The problem came when Whiteley’s jet-black Camaro fought for traction again in the first round of eliminations against a much tougher opponent than the No. 5 qualifier usually gets: many-time national event champ Jay Payne. In that round, which was postponed by rain from late Saturday afternoon until Sunday, Whiteley, who arrived in Minnesota ranked number 1 in the national standings, left on the eventual runner-up but slowed to an 8.59 while Payne advanced with a 5.55.

“That was a bummer, definitely,” Whiteley said. “On the first qualifier, it shook the tires almost right at the hit – I don’t know how it made it – and every time we went up there after that the car made it a little further, but we never did catch up to the track.”

Despite the unexpected early exit, Whiteley’s YNot/J&A Service team enters the U.S. Nationals, the biggest race of the season, still solidly atop the Top Alcohol Funny Car standings, with almost a full-race lead (82 points) on second-place Doug Gordon.


After running not just low e.t. of the meet but low e.t. of all three qualifying sessions at the Lucas Oil Nationals in Brainerd, Annie Whiteley was upset in the second round of eliminations when her car got loose and drifted over the centerline. It was the fifth time in her career that she’s qualified No. 1 at a national event and the third time already this season.

“Somewhere before half-track, the car decided to make a left turn,” said Whiteley, who reached the first national final event of her career at this event in 2012, her rookie season in Top Alcohol Funny Car. “I have no idea why – it left hard and until that point was running just like it had all weekend.”
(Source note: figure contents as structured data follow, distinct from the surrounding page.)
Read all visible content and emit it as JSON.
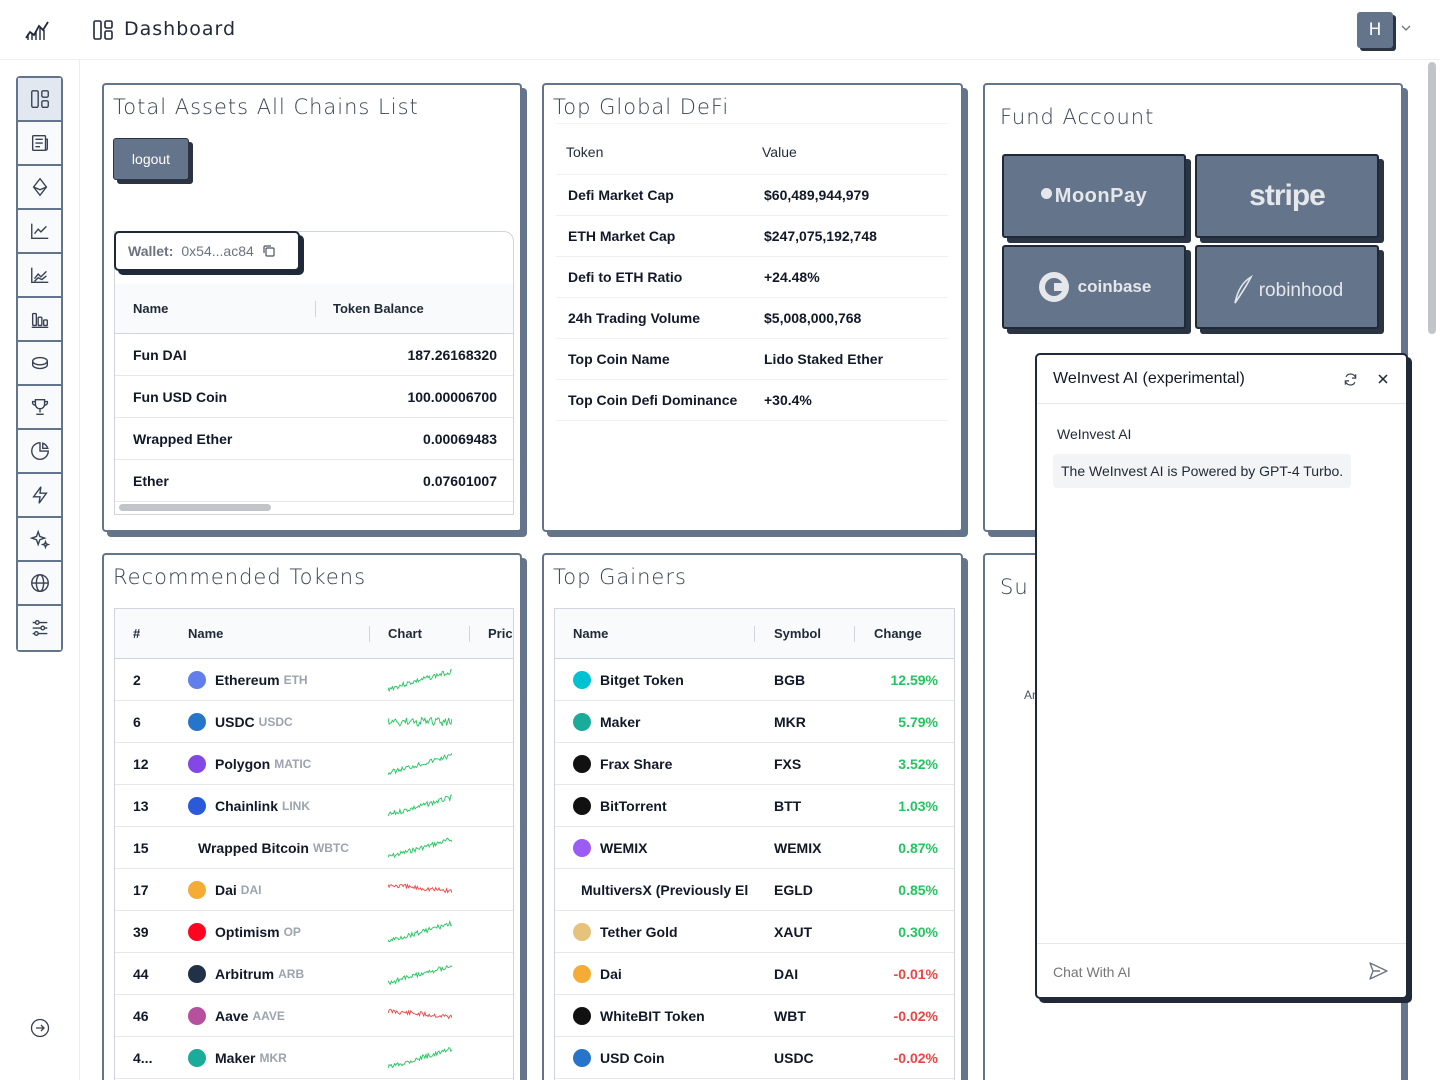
{
  "header": {
    "title": "Dashboard",
    "avatar_initial": "H"
  },
  "sidebar": {
    "items": [
      {
        "icon": "dashboard-icon"
      },
      {
        "icon": "news-icon"
      },
      {
        "icon": "ethereum-icon"
      },
      {
        "icon": "line-chart-icon"
      },
      {
        "icon": "area-chart-icon"
      },
      {
        "icon": "bar-chart-icon"
      },
      {
        "icon": "coins-icon"
      },
      {
        "icon": "trophy-icon"
      },
      {
        "icon": "pie-chart-icon"
      },
      {
        "icon": "lightning-icon"
      },
      {
        "icon": "sparkles-icon"
      },
      {
        "icon": "globe-icon"
      },
      {
        "icon": "sliders-icon"
      }
    ]
  },
  "total_assets": {
    "title": "Total Assets All Chains List",
    "logout_label": "logout",
    "wallet_label": "Wallet:",
    "wallet_address": "0x54...ac84",
    "columns": [
      "Name",
      "Token Balance"
    ],
    "rows": [
      {
        "name": "Fun DAI",
        "balance": "187.26168320"
      },
      {
        "name": "Fun USD Coin",
        "balance": "100.00006700"
      },
      {
        "name": "Wrapped Ether",
        "balance": "0.00069483"
      },
      {
        "name": "Ether",
        "balance": "0.07601007"
      }
    ]
  },
  "top_defi": {
    "title": "Top Global DeFi",
    "columns": [
      "Token",
      "Value"
    ],
    "rows": [
      {
        "token": "Defi Market Cap",
        "value": "$60,489,944,979"
      },
      {
        "token": "ETH Market Cap",
        "value": "$247,075,192,748"
      },
      {
        "token": "Defi to ETH Ratio",
        "value": "+24.48%"
      },
      {
        "token": "24h Trading Volume",
        "value": "$5,008,000,768"
      },
      {
        "token": "Top Coin Name",
        "value": "Lido Staked Ether"
      },
      {
        "token": "Top Coin Defi Dominance",
        "value": "+30.4%"
      }
    ]
  },
  "fund_account": {
    "title": "Fund Account",
    "providers": [
      "MoonPay",
      "stripe",
      "coinbase",
      "robinhood"
    ]
  },
  "recommended": {
    "title": "Recommended Tokens",
    "columns": [
      "#",
      "Name",
      "Chart",
      "Pric"
    ],
    "rows": [
      {
        "rank": "2",
        "name": "Ethereum",
        "symbol": "ETH",
        "icon": "ethereum-icon",
        "color": "#627eea",
        "trend": "up"
      },
      {
        "rank": "6",
        "name": "USDC",
        "symbol": "USDC",
        "icon": "usdc-icon",
        "color": "#2775ca",
        "trend": "flat"
      },
      {
        "rank": "12",
        "name": "Polygon",
        "symbol": "MATIC",
        "icon": "polygon-icon",
        "color": "#8247e5",
        "trend": "up"
      },
      {
        "rank": "13",
        "name": "Chainlink",
        "symbol": "LINK",
        "icon": "chainlink-icon",
        "color": "#2a5ada",
        "trend": "up"
      },
      {
        "rank": "15",
        "name": "Wrapped Bitcoin",
        "symbol": "WBTC",
        "icon": "",
        "color": "",
        "trend": "up"
      },
      {
        "rank": "17",
        "name": "Dai",
        "symbol": "DAI",
        "icon": "dai-icon",
        "color": "#f5ac37",
        "trend": "down"
      },
      {
        "rank": "39",
        "name": "Optimism",
        "symbol": "OP",
        "icon": "optimism-icon",
        "color": "#ff0420",
        "trend": "up"
      },
      {
        "rank": "44",
        "name": "Arbitrum",
        "symbol": "ARB",
        "icon": "arbitrum-icon",
        "color": "#213147",
        "trend": "up"
      },
      {
        "rank": "46",
        "name": "Aave",
        "symbol": "AAVE",
        "icon": "aave-icon",
        "color": "#b6509e",
        "trend": "down"
      },
      {
        "rank": "4...",
        "name": "Maker",
        "symbol": "MKR",
        "icon": "maker-icon",
        "color": "#1aab9b",
        "trend": "up"
      }
    ]
  },
  "top_gainers": {
    "title": "Top Gainers",
    "columns": [
      "Name",
      "Symbol",
      "Change"
    ],
    "rows": [
      {
        "name": "Bitget Token",
        "symbol": "BGB",
        "change": "12.59%",
        "dir": "pos",
        "color": "#00c2d1",
        "icon": "bitget-icon"
      },
      {
        "name": "Maker",
        "symbol": "MKR",
        "change": "5.79%",
        "dir": "pos",
        "color": "#1aab9b",
        "icon": "maker-icon"
      },
      {
        "name": "Frax Share",
        "symbol": "FXS",
        "change": "3.52%",
        "dir": "pos",
        "color": "#111111",
        "icon": "frax-icon"
      },
      {
        "name": "BitTorrent",
        "symbol": "BTT",
        "change": "1.03%",
        "dir": "pos",
        "color": "#111111",
        "icon": "bittorrent-icon"
      },
      {
        "name": "WEMIX",
        "symbol": "WEMIX",
        "change": "0.87%",
        "dir": "pos",
        "color": "#9b5cf6",
        "icon": "wemix-icon"
      },
      {
        "name": "MultiversX (Previously El",
        "symbol": "EGLD",
        "change": "0.85%",
        "dir": "pos",
        "color": "",
        "icon": ""
      },
      {
        "name": "Tether Gold",
        "symbol": "XAUT",
        "change": "0.30%",
        "dir": "pos",
        "color": "#e7c27a",
        "icon": "tether-gold-icon"
      },
      {
        "name": "Dai",
        "symbol": "DAI",
        "change": "-0.01%",
        "dir": "neg",
        "color": "#f5ac37",
        "icon": "dai-icon"
      },
      {
        "name": "WhiteBIT Token",
        "symbol": "WBT",
        "change": "-0.02%",
        "dir": "neg",
        "color": "#111111",
        "icon": "whitebit-icon"
      },
      {
        "name": "USD Coin",
        "symbol": "USDC",
        "change": "-0.02%",
        "dir": "neg",
        "color": "#2775ca",
        "icon": "usdc-icon"
      }
    ]
  },
  "partial_card": {
    "title_fragment": "Su",
    "text_fragment": "Ar"
  },
  "chat": {
    "title": "WeInvest AI (experimental)",
    "sender": "WeInvest AI",
    "message": "The WeInvest AI is Powered by GPT-4 Turbo.",
    "input_placeholder": "Chat With AI"
  },
  "colors": {
    "accent": "#64748b",
    "positive": "#22c55e",
    "negative": "#ef4444"
  }
}
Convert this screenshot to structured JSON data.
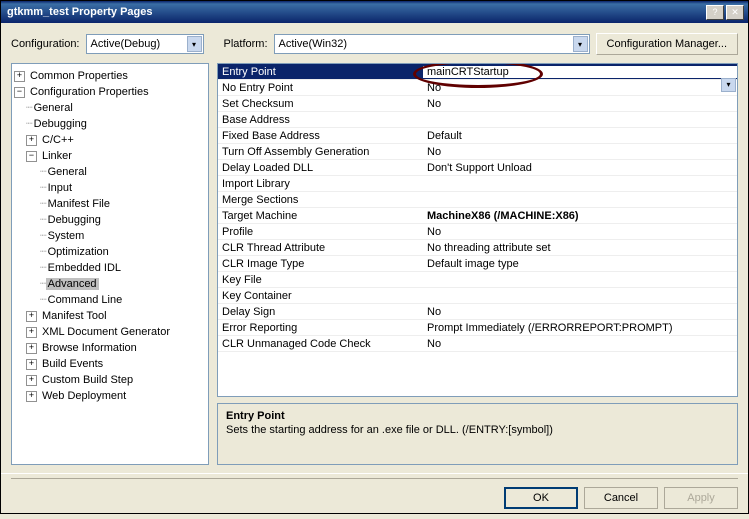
{
  "title": "gtkmm_test Property Pages",
  "config_label": "Configuration:",
  "config_value": "Active(Debug)",
  "platform_label": "Platform:",
  "platform_value": "Active(Win32)",
  "cfgmgr_label": "Configuration Manager...",
  "tree": {
    "common": "Common Properties",
    "configp": "Configuration Properties",
    "general": "General",
    "debugging": "Debugging",
    "cpp": "C/C++",
    "linker": "Linker",
    "l_general": "General",
    "l_input": "Input",
    "l_manifest": "Manifest File",
    "l_debug": "Debugging",
    "l_system": "System",
    "l_opt": "Optimization",
    "l_idl": "Embedded IDL",
    "l_adv": "Advanced",
    "l_cmd": "Command Line",
    "manifest_tool": "Manifest Tool",
    "xmldoc": "XML Document Generator",
    "browse": "Browse Information",
    "build": "Build Events",
    "custom": "Custom Build Step",
    "web": "Web Deployment"
  },
  "props": [
    {
      "k": "Entry Point",
      "v": "mainCRTStartup",
      "sel": true,
      "ellipse": true
    },
    {
      "k": "No Entry Point",
      "v": "No"
    },
    {
      "k": "Set Checksum",
      "v": "No"
    },
    {
      "k": "Base Address",
      "v": ""
    },
    {
      "k": "Fixed Base Address",
      "v": "Default"
    },
    {
      "k": "Turn Off Assembly Generation",
      "v": "No"
    },
    {
      "k": "Delay Loaded DLL",
      "v": "Don't Support Unload"
    },
    {
      "k": "Import Library",
      "v": ""
    },
    {
      "k": "Merge Sections",
      "v": ""
    },
    {
      "k": "Target Machine",
      "v": "MachineX86 (/MACHINE:X86)",
      "bold": true
    },
    {
      "k": "Profile",
      "v": "No"
    },
    {
      "k": "CLR Thread Attribute",
      "v": "No threading attribute set"
    },
    {
      "k": "CLR Image Type",
      "v": "Default image type"
    },
    {
      "k": "Key File",
      "v": ""
    },
    {
      "k": "Key Container",
      "v": ""
    },
    {
      "k": "Delay Sign",
      "v": "No"
    },
    {
      "k": "Error Reporting",
      "v": "Prompt Immediately (/ERRORREPORT:PROMPT)"
    },
    {
      "k": "CLR Unmanaged Code Check",
      "v": "No"
    }
  ],
  "desc_title": "Entry Point",
  "desc_body": "Sets the starting address for an .exe file or DLL.     (/ENTRY:[symbol])",
  "btn_ok": "OK",
  "btn_cancel": "Cancel",
  "btn_apply": "Apply"
}
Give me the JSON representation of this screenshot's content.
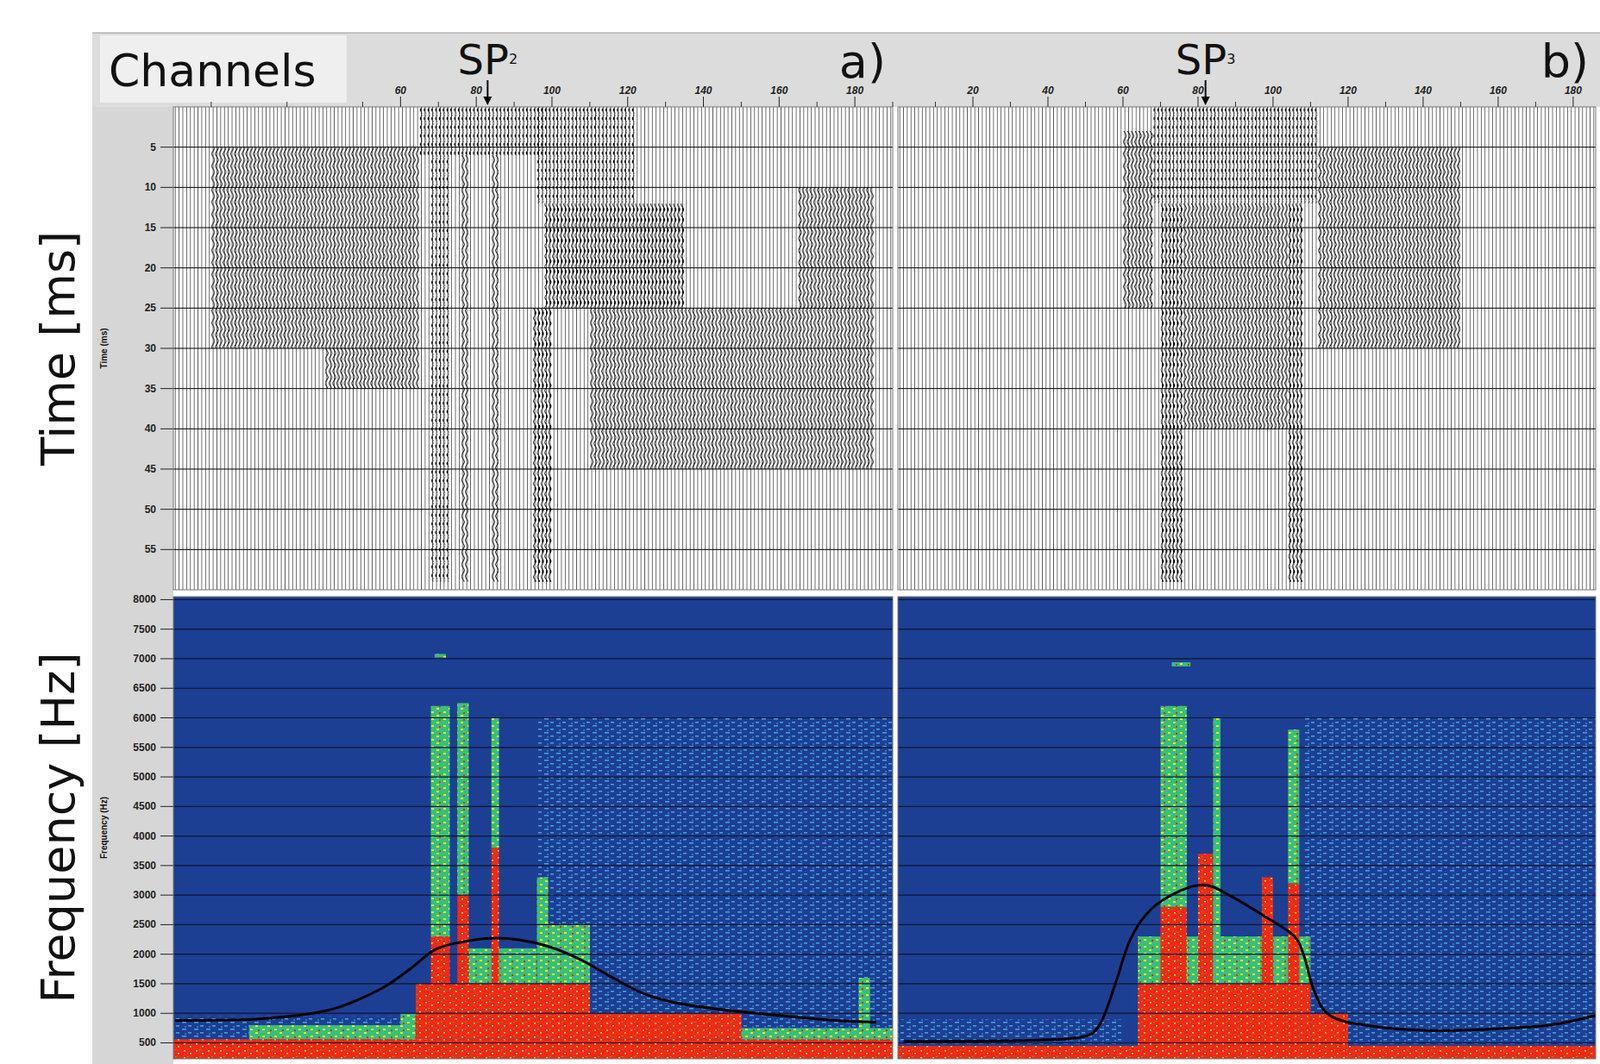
{
  "figure": {
    "x_label": "Channels",
    "time_label": "Time [ms]",
    "freq_label": "Frequency [Hz]",
    "time_label_small": "Time (ms)",
    "freq_label_small": "Frequency (Hz)"
  },
  "chart_data": [
    {
      "type": "line",
      "title": "a)",
      "annotation": {
        "text": "SP",
        "subscript": "2",
        "x": 83
      },
      "xlim": [
        0,
        190
      ],
      "xticks": [
        60,
        80,
        100,
        120,
        140,
        160,
        180
      ],
      "ylim": [
        230,
        8050
      ],
      "yticks": [
        500,
        1000,
        1500,
        2000,
        2500,
        3000,
        3500,
        4000,
        4500,
        5000,
        5500,
        6000,
        6500,
        7000,
        7500,
        8000
      ],
      "grid": true,
      "time": {
        "ylim": [
          0,
          60
        ],
        "yticks": [
          5,
          10,
          15,
          20,
          25,
          30,
          35,
          40,
          45,
          50,
          55
        ],
        "zones": [
          [
            10,
            40,
            5,
            30,
            1
          ],
          [
            40,
            65,
            5,
            35,
            1
          ],
          [
            65,
            98,
            0,
            6,
            3
          ],
          [
            68,
            73,
            6,
            59,
            3
          ],
          [
            76,
            78,
            6,
            59,
            1
          ],
          [
            84,
            86,
            6,
            59,
            1
          ],
          [
            96,
            122,
            0,
            12,
            3
          ],
          [
            98,
            135,
            12,
            25,
            2
          ],
          [
            110,
            165,
            25,
            45,
            1
          ],
          [
            95,
            100,
            25,
            59,
            2
          ],
          [
            165,
            185,
            10,
            45,
            1
          ]
        ]
      },
      "spectrogram": {
        "colors": [
          "#1c3f93",
          "#4aa3e0",
          "#35c46a",
          "#ee2a18"
        ],
        "cells": [
          [
            0,
            190,
            560,
            950,
            1
          ],
          [
            96,
            190,
            950,
            6000,
            1
          ],
          [
            20,
            66,
            560,
            800,
            2
          ],
          [
            0,
            190,
            230,
            560,
            3
          ],
          [
            60,
            68,
            560,
            1000,
            2
          ],
          [
            64,
            110,
            560,
            1500,
            3
          ],
          [
            100,
            150,
            560,
            1000,
            3
          ],
          [
            150,
            190,
            560,
            750,
            2
          ],
          [
            78,
            96,
            1500,
            2100,
            2
          ],
          [
            98,
            110,
            1500,
            2500,
            2
          ],
          [
            68,
            73,
            1500,
            2300,
            3
          ],
          [
            68,
            73,
            2300,
            6200,
            2
          ],
          [
            75,
            78,
            1500,
            3000,
            3
          ],
          [
            75,
            78,
            3000,
            6250,
            2
          ],
          [
            84,
            86,
            1500,
            3800,
            3
          ],
          [
            84,
            86,
            3800,
            6000,
            2
          ],
          [
            96,
            99,
            1500,
            3300,
            2
          ],
          [
            181,
            184,
            560,
            1600,
            2
          ],
          [
            69,
            72,
            7020,
            7080,
            2
          ]
        ]
      },
      "series": [
        {
          "color": "#000000",
          "x": [
            0.4,
            21.9,
            40.7,
            54.1,
            62.1,
            68.9,
            75.6,
            83.6,
            91.7,
            99.7,
            107.8,
            115.8,
            123.9,
            131.9,
            142.7,
            158.8,
            174.9,
            185.6
          ],
          "values": [
            880,
            900,
            1050,
            1390,
            1730,
            2070,
            2200,
            2270,
            2240,
            2120,
            1900,
            1610,
            1340,
            1190,
            1080,
            970,
            880,
            850
          ]
        }
      ]
    },
    {
      "type": "line",
      "title": "b)",
      "annotation": {
        "text": "SP",
        "subscript": "3",
        "x": 82
      },
      "xlim": [
        0,
        186
      ],
      "xticks": [
        20,
        40,
        60,
        80,
        100,
        120,
        140,
        160,
        180
      ],
      "ylim": [
        230,
        8050
      ],
      "yticks": [
        500,
        1000,
        1500,
        2000,
        2500,
        3000,
        3500,
        4000,
        4500,
        5000,
        5500,
        6000,
        6500,
        7000,
        7500,
        8000
      ],
      "grid": true,
      "time": {
        "ylim": [
          0,
          60
        ],
        "yticks": [
          5,
          10,
          15,
          20,
          25,
          30,
          35,
          40,
          45,
          50,
          55
        ],
        "zones": [
          [
            112,
            150,
            5,
            30,
            1
          ],
          [
            60,
            68,
            3,
            25,
            1
          ],
          [
            68,
            112,
            0,
            12,
            3
          ],
          [
            70,
            76,
            12,
            59,
            2
          ],
          [
            76,
            104,
            12,
            40,
            1
          ],
          [
            104,
            108,
            12,
            59,
            2
          ]
        ]
      },
      "spectrogram": {
        "colors": [
          "#1c3f93",
          "#4aa3e0",
          "#35c46a",
          "#ee2a18"
        ],
        "cells": [
          [
            0,
            60,
            450,
            900,
            1
          ],
          [
            108,
            186,
            450,
            6000,
            1
          ],
          [
            0,
            186,
            230,
            450,
            3
          ],
          [
            64,
            110,
            450,
            1500,
            3
          ],
          [
            110,
            120,
            450,
            1000,
            3
          ],
          [
            64,
            110,
            1500,
            2300,
            2
          ],
          [
            70,
            77,
            1500,
            2800,
            3
          ],
          [
            70,
            77,
            2800,
            6200,
            2
          ],
          [
            80,
            84,
            1500,
            3700,
            3
          ],
          [
            84,
            86,
            1500,
            6000,
            2
          ],
          [
            97,
            100,
            1500,
            3300,
            3
          ],
          [
            104,
            107,
            1500,
            3200,
            3
          ],
          [
            104,
            107,
            3200,
            5800,
            2
          ],
          [
            73,
            78,
            6870,
            6940,
            2
          ]
        ]
      },
      "series": [
        {
          "color": "#000000",
          "x": [
            1.5,
            32.0,
            48.3,
            53.7,
            57.8,
            61.9,
            67.3,
            75.5,
            82.3,
            89.1,
            97.3,
            105.4,
            108.2,
            110.9,
            115.0,
            124.5,
            140.8,
            157.1,
            173.5,
            186.6
          ],
          "values": [
            525,
            540,
            590,
            800,
            1470,
            2240,
            2750,
            3080,
            3170,
            2970,
            2660,
            2320,
            1980,
            1390,
            970,
            800,
            710,
            730,
            800,
            970
          ]
        }
      ]
    }
  ]
}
Whiteley wheeled her J&A Service/YNot Racing Mustang to a 5.61 at 257.63 mph to pace the field and clocked a 5.67 and a 5.64 in the other two qualifying sessions. She earned a first-round bye for being No. 1 in the short field, but following a solid 5.67 on a single that was within .01-second of low e.t. of the round, the car veered toward the centerline in round two not long after she swapped feet.

“Shane Westerfield’s car broke the rear end in the pair ahead of us,” Whiteley said. “I don’t know if that had anything to do with it or if it was because it was misting when I staged – the conditions weren’t ideal for any of us – but the car turned left right where his rear end broke. When [crew chief Roger Bateman] looked at the computer, he saw right on the G meter where something upset the tires.”

The Brainerd event was the first of back-to-back-to-back events for the busy YNot team. This weekend is the Central Regional at Heartland Park Topeka, and next weekend is the most prestigious event of every season, the U.S. Nationals at Indianapolis, where last year Whiteley fell just short of victory in a close final-round match with Frank Manzo.